My question is how to derive the final discrete dynamic network:
$$x(k+1) = Px(k)$$ where $P = I-\epsilon \mathcal{L}(\mathcal{G})$, i.e, equation (16) in the paper presented above. In particular, how to define $k$, $k+1$?
Since you don't get to have different step sizes in the numerator and denominator, for $\varepsilon > 0$, $$\dot{x} = \frac{x(t+\varepsilon)-x(t)}{\varepsilon} \text{.} $$ (That is, you are comparing the heights of the graph of $x(t)$ at two times separated by $\varepsilon$, to get the slope of the line between the two points on the graph at those two times.)

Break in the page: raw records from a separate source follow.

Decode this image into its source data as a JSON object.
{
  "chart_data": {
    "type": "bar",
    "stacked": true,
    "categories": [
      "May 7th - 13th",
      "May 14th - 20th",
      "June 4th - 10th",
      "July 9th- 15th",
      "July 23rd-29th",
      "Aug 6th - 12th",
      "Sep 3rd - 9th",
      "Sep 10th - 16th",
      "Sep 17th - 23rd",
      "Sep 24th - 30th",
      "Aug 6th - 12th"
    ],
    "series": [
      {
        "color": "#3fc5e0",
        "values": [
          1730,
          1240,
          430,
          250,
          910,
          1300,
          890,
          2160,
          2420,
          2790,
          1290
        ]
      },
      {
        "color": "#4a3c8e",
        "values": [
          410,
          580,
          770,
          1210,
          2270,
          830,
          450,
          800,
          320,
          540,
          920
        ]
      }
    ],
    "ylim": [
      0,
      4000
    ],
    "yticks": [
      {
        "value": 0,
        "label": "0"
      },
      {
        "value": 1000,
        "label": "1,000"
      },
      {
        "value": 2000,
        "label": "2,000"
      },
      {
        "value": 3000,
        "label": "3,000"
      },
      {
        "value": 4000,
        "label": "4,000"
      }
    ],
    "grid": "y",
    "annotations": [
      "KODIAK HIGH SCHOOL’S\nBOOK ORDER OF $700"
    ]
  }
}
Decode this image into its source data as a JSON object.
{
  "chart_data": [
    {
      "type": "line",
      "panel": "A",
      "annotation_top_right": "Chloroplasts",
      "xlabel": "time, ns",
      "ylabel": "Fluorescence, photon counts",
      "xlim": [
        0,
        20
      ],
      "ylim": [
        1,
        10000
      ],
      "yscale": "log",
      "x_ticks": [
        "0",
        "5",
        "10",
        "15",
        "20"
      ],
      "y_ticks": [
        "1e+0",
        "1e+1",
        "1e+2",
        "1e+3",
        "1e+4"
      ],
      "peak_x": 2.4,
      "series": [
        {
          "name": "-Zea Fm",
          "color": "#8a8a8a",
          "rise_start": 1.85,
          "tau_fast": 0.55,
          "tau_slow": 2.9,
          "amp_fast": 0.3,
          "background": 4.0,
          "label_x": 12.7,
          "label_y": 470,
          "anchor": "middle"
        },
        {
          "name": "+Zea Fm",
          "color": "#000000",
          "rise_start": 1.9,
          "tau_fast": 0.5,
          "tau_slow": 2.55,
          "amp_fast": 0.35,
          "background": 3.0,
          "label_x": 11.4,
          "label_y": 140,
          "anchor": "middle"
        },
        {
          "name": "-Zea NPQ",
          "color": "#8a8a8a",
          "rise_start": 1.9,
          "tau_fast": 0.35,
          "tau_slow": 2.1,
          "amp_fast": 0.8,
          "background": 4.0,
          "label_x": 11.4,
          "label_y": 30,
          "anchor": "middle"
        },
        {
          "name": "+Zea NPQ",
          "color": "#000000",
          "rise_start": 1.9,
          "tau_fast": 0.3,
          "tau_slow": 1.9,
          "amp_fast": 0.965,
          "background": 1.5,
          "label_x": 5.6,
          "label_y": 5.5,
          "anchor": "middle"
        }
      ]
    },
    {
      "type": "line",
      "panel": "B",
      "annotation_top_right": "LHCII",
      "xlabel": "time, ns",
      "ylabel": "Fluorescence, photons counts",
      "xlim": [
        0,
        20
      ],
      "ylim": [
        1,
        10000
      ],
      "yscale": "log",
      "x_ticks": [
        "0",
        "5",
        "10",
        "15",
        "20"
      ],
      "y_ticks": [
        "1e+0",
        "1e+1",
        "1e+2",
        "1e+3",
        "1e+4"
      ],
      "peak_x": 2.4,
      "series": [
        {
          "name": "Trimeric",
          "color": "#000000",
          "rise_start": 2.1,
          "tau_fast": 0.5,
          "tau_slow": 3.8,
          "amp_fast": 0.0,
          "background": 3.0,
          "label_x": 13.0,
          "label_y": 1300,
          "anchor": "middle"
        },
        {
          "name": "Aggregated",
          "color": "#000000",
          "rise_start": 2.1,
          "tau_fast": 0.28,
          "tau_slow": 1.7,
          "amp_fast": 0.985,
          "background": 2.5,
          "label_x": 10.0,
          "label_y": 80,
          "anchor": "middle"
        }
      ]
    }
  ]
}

Then you get \begin{align*} x(t+\varepsilon) &= x(t)+\epsilon[-\mathcal{L}(\mathcal{G})x(t)] \\ &= Ix(t) -\epsilon\mathcal{L}(\mathcal{G})x(t) \\ &= (I -\epsilon\mathcal{L}(\mathcal{G}))x(t) \\ &= P\,x(t) \text{.} \end{align*} Specializing to $t \mapsto k$, $\varepsilon \mapsto 1$, $x(k+1) = P \, x(k)$. Note that this specialization makes $P = I - \mathcal{L}(\mathcal{G})$.
If you choose to randomly throw symbols around as if they don't mean anything, you can start with $\dot{x} = \frac{x(t+\mathrm{d}t)-x(t)}{\varepsilon}$ and perform the same manipulations with the specializations $t \mapsto k$, $\mathrm{d}t \mapsto 1$, and get $x(k+1) = P \, x(k)$ with $P = I -\epsilon\mathcal{L}(\mathcal{G})$.